Public consultation has begun but many feel it might be cosmetic because scrapping the Calder Valley proposal would have a major knock-on effect on other parliamentary constituencies, which legislation dictates must have between 72,810 and 80,473 voters.
The Mayor of Calderdale, Nader Fekri, who stood in Keighley as a parliamentary candidate last year, said messing with the Calder Valley boundary would make life more difficult for the area’s MP, who would then have to work with Bradford Council as well as Calderdale.
“I realise that Yorkshire needs to lose four Parliamentary seats but it makes a mockery of the parliamentary process to ignore natural boundaries such as those which exist between Calderdale and Bradford. There is a clear Conservative bias in the proposals which seems to be entirely based on numbers,” said Coun Fekri (Lib-Dem, Calder).

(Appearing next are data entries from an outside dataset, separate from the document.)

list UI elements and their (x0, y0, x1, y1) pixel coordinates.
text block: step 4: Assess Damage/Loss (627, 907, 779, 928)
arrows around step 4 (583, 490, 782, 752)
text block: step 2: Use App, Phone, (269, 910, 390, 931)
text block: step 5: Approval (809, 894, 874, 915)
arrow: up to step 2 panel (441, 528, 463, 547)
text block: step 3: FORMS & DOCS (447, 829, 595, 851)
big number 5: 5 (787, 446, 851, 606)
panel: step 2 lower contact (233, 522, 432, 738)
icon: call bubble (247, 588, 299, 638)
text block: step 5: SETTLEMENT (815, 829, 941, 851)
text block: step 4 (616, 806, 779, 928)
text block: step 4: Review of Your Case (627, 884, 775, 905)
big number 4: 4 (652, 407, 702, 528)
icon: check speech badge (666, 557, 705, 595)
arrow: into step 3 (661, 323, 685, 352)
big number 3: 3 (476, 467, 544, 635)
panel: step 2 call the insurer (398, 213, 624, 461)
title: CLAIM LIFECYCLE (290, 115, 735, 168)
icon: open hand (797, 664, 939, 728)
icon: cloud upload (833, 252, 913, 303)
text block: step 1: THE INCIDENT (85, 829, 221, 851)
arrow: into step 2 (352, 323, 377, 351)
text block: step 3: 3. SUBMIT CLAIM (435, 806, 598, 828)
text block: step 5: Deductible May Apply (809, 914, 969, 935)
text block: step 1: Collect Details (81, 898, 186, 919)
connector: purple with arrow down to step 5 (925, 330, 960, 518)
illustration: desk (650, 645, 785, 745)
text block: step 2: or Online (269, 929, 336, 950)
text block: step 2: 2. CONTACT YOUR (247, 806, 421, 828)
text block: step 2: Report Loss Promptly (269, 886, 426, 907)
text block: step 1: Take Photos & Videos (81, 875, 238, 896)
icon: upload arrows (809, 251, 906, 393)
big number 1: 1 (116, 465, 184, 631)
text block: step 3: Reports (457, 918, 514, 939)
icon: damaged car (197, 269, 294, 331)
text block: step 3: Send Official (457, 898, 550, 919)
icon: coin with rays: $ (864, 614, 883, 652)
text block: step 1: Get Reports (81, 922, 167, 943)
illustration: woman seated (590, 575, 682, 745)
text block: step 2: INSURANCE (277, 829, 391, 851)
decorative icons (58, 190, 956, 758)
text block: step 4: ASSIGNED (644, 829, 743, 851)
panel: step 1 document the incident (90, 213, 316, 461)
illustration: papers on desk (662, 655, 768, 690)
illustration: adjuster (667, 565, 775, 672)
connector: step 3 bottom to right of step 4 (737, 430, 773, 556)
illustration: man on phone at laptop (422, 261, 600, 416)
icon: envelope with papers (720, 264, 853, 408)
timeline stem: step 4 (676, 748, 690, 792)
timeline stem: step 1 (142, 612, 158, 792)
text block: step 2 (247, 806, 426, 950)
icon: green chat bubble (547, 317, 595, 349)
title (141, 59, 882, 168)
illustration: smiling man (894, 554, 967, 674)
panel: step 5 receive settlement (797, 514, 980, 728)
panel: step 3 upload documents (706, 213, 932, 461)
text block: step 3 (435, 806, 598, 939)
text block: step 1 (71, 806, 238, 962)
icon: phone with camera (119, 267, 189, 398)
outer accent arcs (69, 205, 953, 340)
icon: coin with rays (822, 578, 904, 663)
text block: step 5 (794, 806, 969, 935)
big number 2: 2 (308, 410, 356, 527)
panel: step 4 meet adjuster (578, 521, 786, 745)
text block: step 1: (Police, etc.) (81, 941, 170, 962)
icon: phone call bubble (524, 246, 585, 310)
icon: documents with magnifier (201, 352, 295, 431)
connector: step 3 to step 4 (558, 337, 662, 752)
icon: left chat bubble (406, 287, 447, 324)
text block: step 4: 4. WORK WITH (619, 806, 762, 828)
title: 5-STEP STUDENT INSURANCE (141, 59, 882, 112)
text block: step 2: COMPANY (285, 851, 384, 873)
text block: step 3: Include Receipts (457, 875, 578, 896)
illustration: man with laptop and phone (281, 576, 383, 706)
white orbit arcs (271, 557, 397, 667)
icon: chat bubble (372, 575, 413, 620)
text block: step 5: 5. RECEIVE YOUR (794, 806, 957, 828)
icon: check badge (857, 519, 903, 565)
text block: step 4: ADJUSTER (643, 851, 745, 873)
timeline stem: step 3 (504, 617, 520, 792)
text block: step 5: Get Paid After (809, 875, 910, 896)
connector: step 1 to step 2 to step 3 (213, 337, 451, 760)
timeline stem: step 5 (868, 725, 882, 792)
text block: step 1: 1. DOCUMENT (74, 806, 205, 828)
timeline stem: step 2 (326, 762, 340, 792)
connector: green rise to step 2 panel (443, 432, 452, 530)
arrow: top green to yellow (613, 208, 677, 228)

He said the best thing to do would be to leave Calder Valley constituency as it is and move Queensbury from Bradford, which already has some affinity with Shelf, into Halifax to bolster voting numbers.
The former Mayor of Bradford, Peter Hill, who is also a member of Haworth Parish Council, said he was amazed by the proposal.
“It is quite extraordinary and something I would not expect eight district or parish councils to support.
“It would make the Calder Valley constituency huge and unmanageable, and is a proposal that reflects the dead hand of Whitehall which is just interested in lines on a map,” said Coun Hill, who is chairman of the Keighley Conservative Party.
Tony Maw, a member of Oxenhope Parish Council, said: “The only rationale for linking us seems to be that there is an occasional bus to Hebden Bridge.”